New York to ban sales of new non-electric vehicles by 2035

New York is just the latest to follow California’s lead in transitioning to battery electric cars and plug-in hybrids. Governor Kathy Hochul has said that new cars sold in NY will be required to be electric or hybrid by 2035

California will require all new cars sold there to be electric or plug-in hybrids by 2035, and now, it looks like New York will too. As reported by Reuters, New York Governor Kathy Hochul has said as much, signaling a big change in the cleanliness of the Empire State’s air.

A gradual transition

This transition cannot happen overnight. California’s own forecasts indicate that 35% of new cars will have to be zero emissions by 2026, with that target rising to 68% by the end of the decade. This puts most of the pressure on car companies to make enough electrified vehicles for all customers in California, New York and anywhere else that adopts the deadline.

California has set a great example

The Hill quotes Hochul as saying, “We had to wait for California to step up because there are some federal requirements that California had to meet first; It’s the only time we let them go first.” She is referring to the Clean Air Act, which allows California to set its own emissions standards. It must then obtain a waiver from the Environmental Protection Agency before other states can officially join.

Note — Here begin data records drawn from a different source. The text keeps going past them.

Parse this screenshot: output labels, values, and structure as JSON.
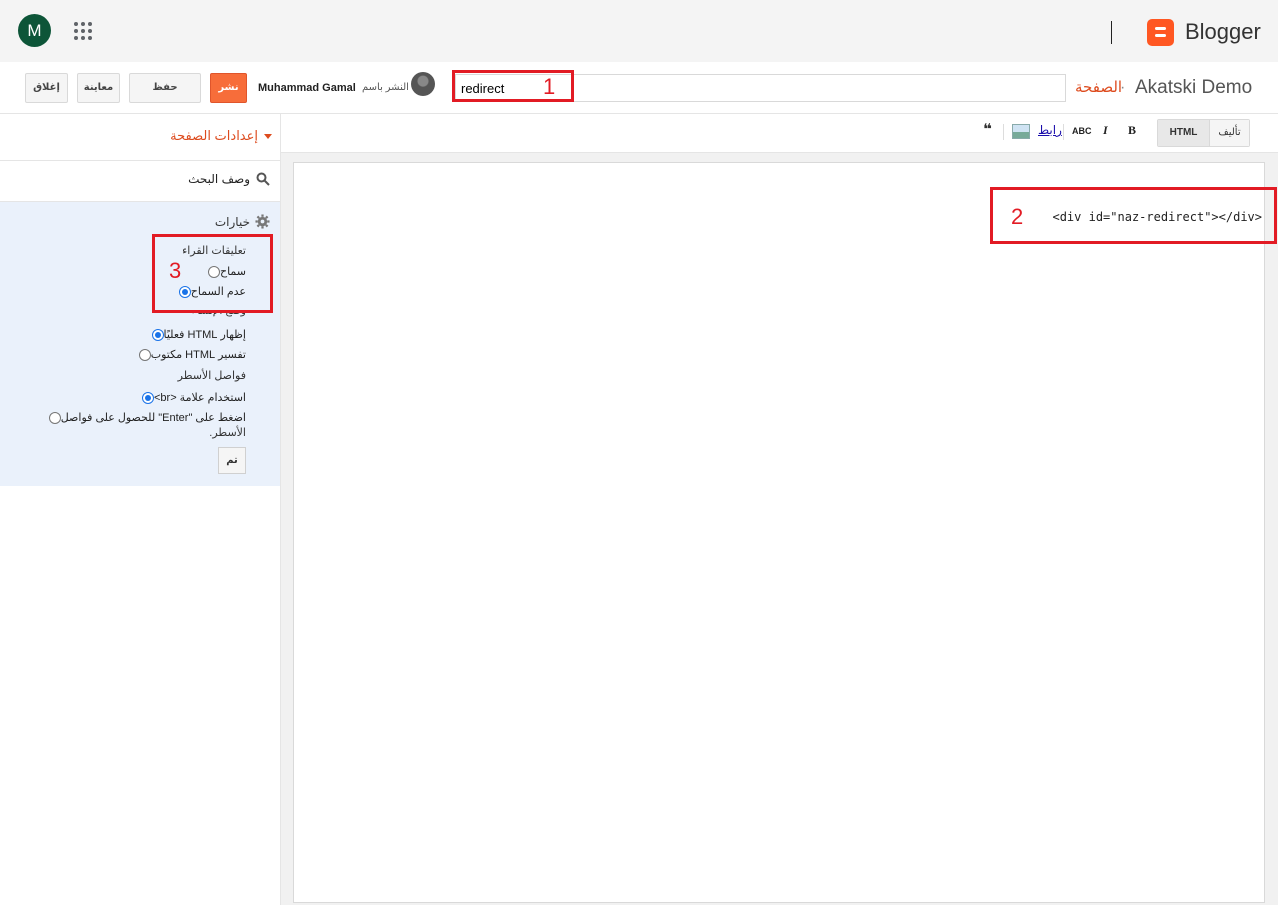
{
  "appbar": {
    "avatar_letter": "M",
    "brand": "Blogger",
    "icons": [
      "apps-grid-icon",
      "blogger-logo-icon"
    ]
  },
  "actionbar": {
    "close_label": "إغلاق",
    "preview_label": "معاينة",
    "save_label": "حفظ",
    "publish_label": "نشر",
    "author_prefix": "النشر باسم",
    "author_name": "Muhammad Gamal",
    "title_value": "redirect",
    "breadcrumb_blog": "Akatski Demo",
    "breadcrumb_sep": "·",
    "breadcrumb_page": "الصفحة"
  },
  "annotations": [
    "1",
    "2",
    "3"
  ],
  "annotation_color": "#e21b24",
  "sidebar": {
    "page_settings": "إعدادات الصفحة",
    "search_description": "وصف البحث",
    "options_title": "خيارات",
    "reader_comments_label": "تعليقات القراء",
    "allow_label": "سماح",
    "disallow_label": "عدم السماح",
    "compose_mode_label": "وضع الإنشاء",
    "show_html_literally": "إظهار HTML فعليًا",
    "interpret_html": "تفسير HTML مكتوب",
    "line_breaks_label": "فواصل الأسطر",
    "use_br_tag": "استخدام علامة <br>",
    "press_enter_line1": "اضغط على \"Enter\" للحصول على فواصل",
    "press_enter_line2": "الأسطر.",
    "done_label": "تم"
  },
  "toolbar": {
    "html_label": "HTML",
    "compose_label": "تأليف",
    "bold": "B",
    "italic": "I",
    "spell_check": "ABC",
    "link_label": "رابط",
    "quote": "❝"
  },
  "editor": {
    "code": "<div id=\"naz-redirect\"></div>"
  },
  "colors": {
    "accent_orange": "#dd4b1e",
    "publish_button": "#f76d3a",
    "options_panel_bg": "#eaf1fb",
    "avatar_bg": "#0d5538"
  }
}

“With sustained state and federal investment, our actions are incentivizing New Yorkers, local governments and businesses to transition to electric vehicles,” Hochul said.

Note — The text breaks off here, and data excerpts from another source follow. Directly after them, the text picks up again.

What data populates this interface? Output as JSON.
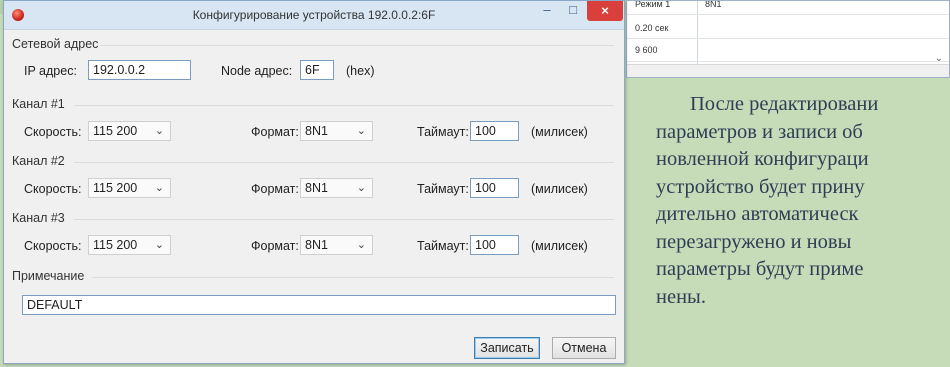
{
  "background": {
    "grid_rows": [
      "Режим 1",
      "0.20 сек",
      "9 600"
    ],
    "grid_top_cell": "8N1",
    "paragraph_lines": [
      "После   редактировани",
      "параметров  и  записи  об",
      "новленной  конфигураци",
      "устройство  будет  прину",
      "дительно     автоматическ",
      "перезагружено    и    новы",
      "параметры  будут  приме",
      "нены."
    ]
  },
  "window": {
    "title": "Конфигурирование устройства 192.0.0.2:6F",
    "minimize_glyph": "–",
    "maximize_glyph": "□",
    "close_glyph": "×"
  },
  "network": {
    "group_label": "Сетевой адрес",
    "ip_label": "IP адрес:",
    "ip_value": "192.0.0.2",
    "node_label": "Node адрес:",
    "node_value": "6F",
    "node_unit": "(hex)"
  },
  "channels": [
    {
      "group_label": "Канал #1",
      "speed_label": "Скорость:",
      "speed_value": "115 200",
      "format_label": "Формат:",
      "format_value": "8N1",
      "timeout_label": "Таймаут:",
      "timeout_value": "100",
      "timeout_unit": "(милисек)"
    },
    {
      "group_label": "Канал #2",
      "speed_label": "Скорость:",
      "speed_value": "115 200",
      "format_label": "Формат:",
      "format_value": "8N1",
      "timeout_label": "Таймаут:",
      "timeout_value": "100",
      "timeout_unit": "(милисек)"
    },
    {
      "group_label": "Канал #3",
      "speed_label": "Скорость:",
      "speed_value": "115 200",
      "format_label": "Формат:",
      "format_value": "8N1",
      "timeout_label": "Таймаут:",
      "timeout_value": "100",
      "timeout_unit": "(милисек)"
    }
  ],
  "note": {
    "group_label": "Примечание",
    "value": "DEFAULT"
  },
  "buttons": {
    "save": "Записать",
    "cancel": "Отмена"
  },
  "colors": {
    "page_background": "#c6dbb7",
    "titlebar": "#d8e6f3",
    "close_button": "#d9403b",
    "body_text": "#2f3d55"
  }
}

More US states seek change

New York is not alone in following the lead of the California Air Resources Board. Washington expressed interest in doing the same almost immediately, and more than a dozen states in all have historically based their emissions regulations on California’s. This is why the 2035 deadline is gaining so much momentum, regardless of whether these states are actually ready for that change.

Lack of infrastructure for EVs

Public charging infrastructure remains a looming hurdle for everyone, including California and New York. Hochul noted Thursday that the New York Power Authority had just installed its 100th high-speed charger as part of its EVolve NY charging network, which is certainly key. However, it will have to increase that number greatly to support all the electrified cars on the road. As we have seen, this is easier said than done.